L’objectif de l’entretien d’explicitation (Vermersch, 2014 [1994]) est d’amener l’interviewé à verbaliser son activité réelle – et non le prescrit de son travail ou son opinion. Toutefois, comme le souligne Vermersch, la « verbalisation de l’action est loin d’être spontanée » (ibid., emp. 530-531). Cousin (2008, emp. 191-203) fait un constat similaire à propos du travail des cadres. Il est alors « important de canaliser le sujet vers ce domaine de verbalisation particulier qu’est l’action » (Vermersch, 2014 [1994], emp. 587-588), en l’aiguillant par des relances. Pour parvenir à cette explicitation, il est nécessaire de situer l’action, de ramener la verbalisation à une « occurrence particulière de la situation ou de la tâche » et non à « une classe d’actions en référence à une classe de tâches » (Vermersch, 1997, p. 65). Pour initier et confronter les verbalisations, l’intervieweur peut prendre appui sur les traces et les observables de l’activité qu’il aura pu collecter en amont. Dans le cadre de nos entretiens, nous nous sommes par exemple servis de courriels, d’une chronique d’activité et d’observations lors de réunions pour amener des RRHL à verbaliser leurs activités.

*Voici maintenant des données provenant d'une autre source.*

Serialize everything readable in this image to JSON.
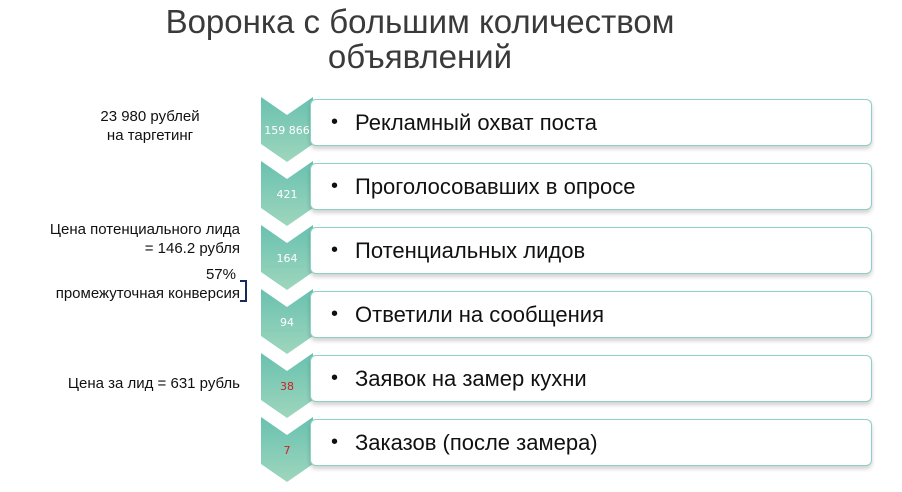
{
  "title": {
    "line1": "Воронка с большим количеством",
    "line2": "объявлений"
  },
  "annotations": {
    "budget_line1": "23 980 рублей",
    "budget_line2": "на таргетинг",
    "lead_price_line1": "Цена потенциального лида",
    "lead_price_line2": "= 146.2 рубля",
    "conversion_line1": "57%",
    "conversion_line2": "промежуточная конверсия",
    "price_per_lead": "Цена за лид = 631 рубль"
  },
  "colors": {
    "chevron_top": "#68c1b0",
    "chevron_bottom": "#9fd6bd",
    "box_border": "#8fd0c5",
    "value_white": "#ffffff",
    "value_red": "#cc2222",
    "bracket": "#1b2a5c"
  },
  "funnel": [
    {
      "value": "159 866",
      "label": "Рекламный охват поста",
      "value_color": "#ffffff"
    },
    {
      "value": "421",
      "label": "Проголосовавших в опросе",
      "value_color": "#ffffff"
    },
    {
      "value": "164",
      "label": "Потенциальных лидов",
      "value_color": "#ffffff"
    },
    {
      "value": "94",
      "label": "Ответили на сообщения",
      "value_color": "#ffffff"
    },
    {
      "value": "38",
      "label": "Заявок на замер кухни",
      "value_color": "#cc2222"
    },
    {
      "value": "7",
      "label": "Заказов  (после замера)",
      "value_color": "#cc2222"
    }
  ]
}
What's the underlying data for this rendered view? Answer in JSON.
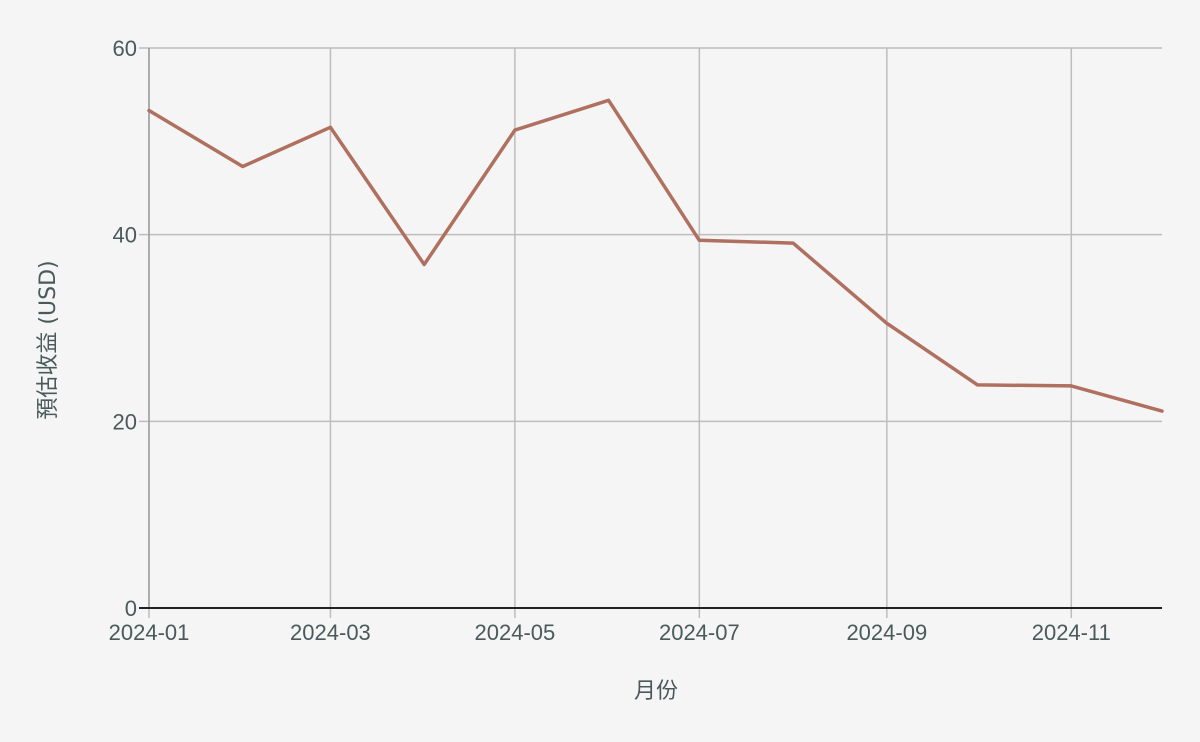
{
  "chart_data": {
    "type": "line",
    "title": "",
    "xlabel": "月份",
    "ylabel": "預估收益 (USD)",
    "x": [
      "2024-01",
      "2024-02",
      "2024-03",
      "2024-04",
      "2024-05",
      "2024-06",
      "2024-07",
      "2024-08",
      "2024-09",
      "2024-10",
      "2024-11",
      "2024-12"
    ],
    "x_tick_labels": [
      "2024-01",
      "2024-03",
      "2024-05",
      "2024-07",
      "2024-09",
      "2024-11"
    ],
    "y_ticks": [
      0,
      20,
      40,
      60
    ],
    "ylim": [
      0,
      60
    ],
    "grid": true,
    "series": [
      {
        "color": "#b07060",
        "values": [
          53.3,
          47.3,
          51.5,
          36.8,
          51.2,
          54.4,
          39.4,
          39.1,
          30.5,
          23.9,
          23.8,
          21.1
        ]
      }
    ]
  }
}
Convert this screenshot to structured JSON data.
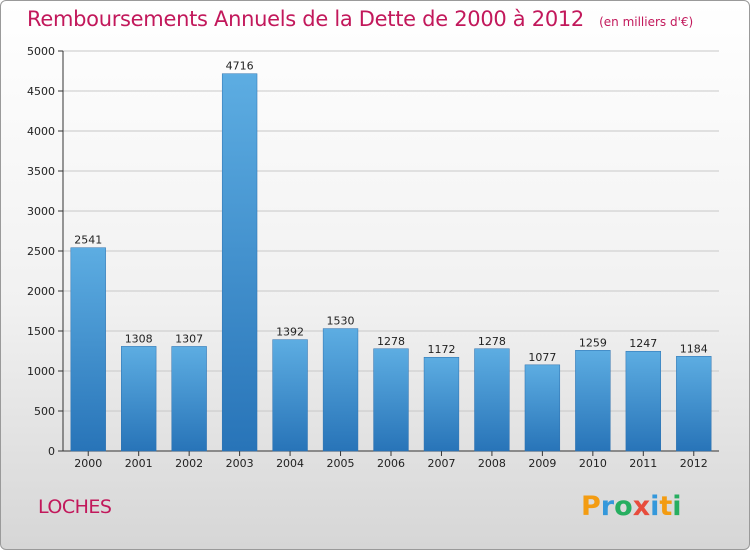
{
  "title": "Remboursements Annuels de la Dette de 2000 à 2012",
  "subtitle": "(en milliers d'€)",
  "city": "LOCHES",
  "logo": {
    "text": "Proxiti",
    "letters": [
      {
        "ch": "P",
        "color": "#f39c12"
      },
      {
        "ch": "r",
        "color": "#3498db"
      },
      {
        "ch": "o",
        "color": "#27ae60"
      },
      {
        "ch": "x",
        "color": "#e74c3c"
      },
      {
        "ch": "i",
        "color": "#3498db"
      },
      {
        "ch": "t",
        "color": "#f39c12"
      },
      {
        "ch": "i",
        "color": "#27ae60"
      }
    ]
  },
  "colors": {
    "bar_top": "#5dade2",
    "bar_bottom": "#2874b8",
    "accent": "#c2185b"
  },
  "chart_data": {
    "type": "bar",
    "title": "Remboursements Annuels de la Dette de 2000 à 2012",
    "subtitle": "(en milliers d'€)",
    "categories": [
      "2000",
      "2001",
      "2002",
      "2003",
      "2004",
      "2005",
      "2006",
      "2007",
      "2008",
      "2009",
      "2010",
      "2011",
      "2012"
    ],
    "values": [
      2541,
      1308,
      1307,
      4716,
      1392,
      1530,
      1278,
      1172,
      1278,
      1077,
      1259,
      1247,
      1184
    ],
    "ylim": [
      0,
      5000
    ],
    "yticks": [
      0,
      500,
      1000,
      1500,
      2000,
      2500,
      3000,
      3500,
      4000,
      4500,
      5000
    ],
    "grid": true
  }
}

Durant nos quatre années d’intervention-recherche, la grille que nous avons utilisée pour nos échanges a progressivement évolué. Néanmoins, certaines thématiques ont toujours été reconduites pour nos entretiens avec les professionnels RH :

- le parcours professionnel de l’interviewé, ce qui l’a attiré vers la gestion des ressources humaines ;

- la place des questions de SST dans son travail, ses pratiques en la matière, son approche, ses représentations, les problèmes rencontrés pour réaliser son travail et les ressources développées ;

- ses rapports avec les acteurs centraux, en particulier avec les acteurs de la direction RH et les dirigeants de sa business unit (BU) – lorsque l’entretien était avec un acteur local ;

- ses rapports avec les acteurs locaux – lorsque l’entretien était avec un acteur RH central ;

- ses rapports avec les autres fonctions, au niveau local (salariés, représentants syndicaux, directeur d’usine, responsable HSE, médecin du travail, etc.) et au niveau central (direction HSE, médecin coordinateur, BU, direction technique, autres pôles RH) ;

- l’organisation, en particulier temporelle, de son propre travail ; - le travail à domicile, le soir et le weekend ;

- les espaces de discussion sur le travail auxquels il participe, sa possibilité de faire remonter ses difficultés, de débattre sur ses règles ;

175 - le rapport à son travail, ses satisfactions, ses mobiles, ses frustrations ;

- sa pratique du terrain.

Soulignons cependant pour conclure que le formalisme des entretiens peut être limitant dans le type d’information obtenu (Dugué, 2005, pp. 96‑97). Malgré la confiance que nous avons toujours cherché à établir avec les interviewés, le dictaphone peut décourager la verbalisation d’activités peu « valorisables et valorisantes » ou l’expression d’opinions relatives à d’autres acteurs. Il est donc nécessaire de compléter le recueil de la parole par des entretiens informels.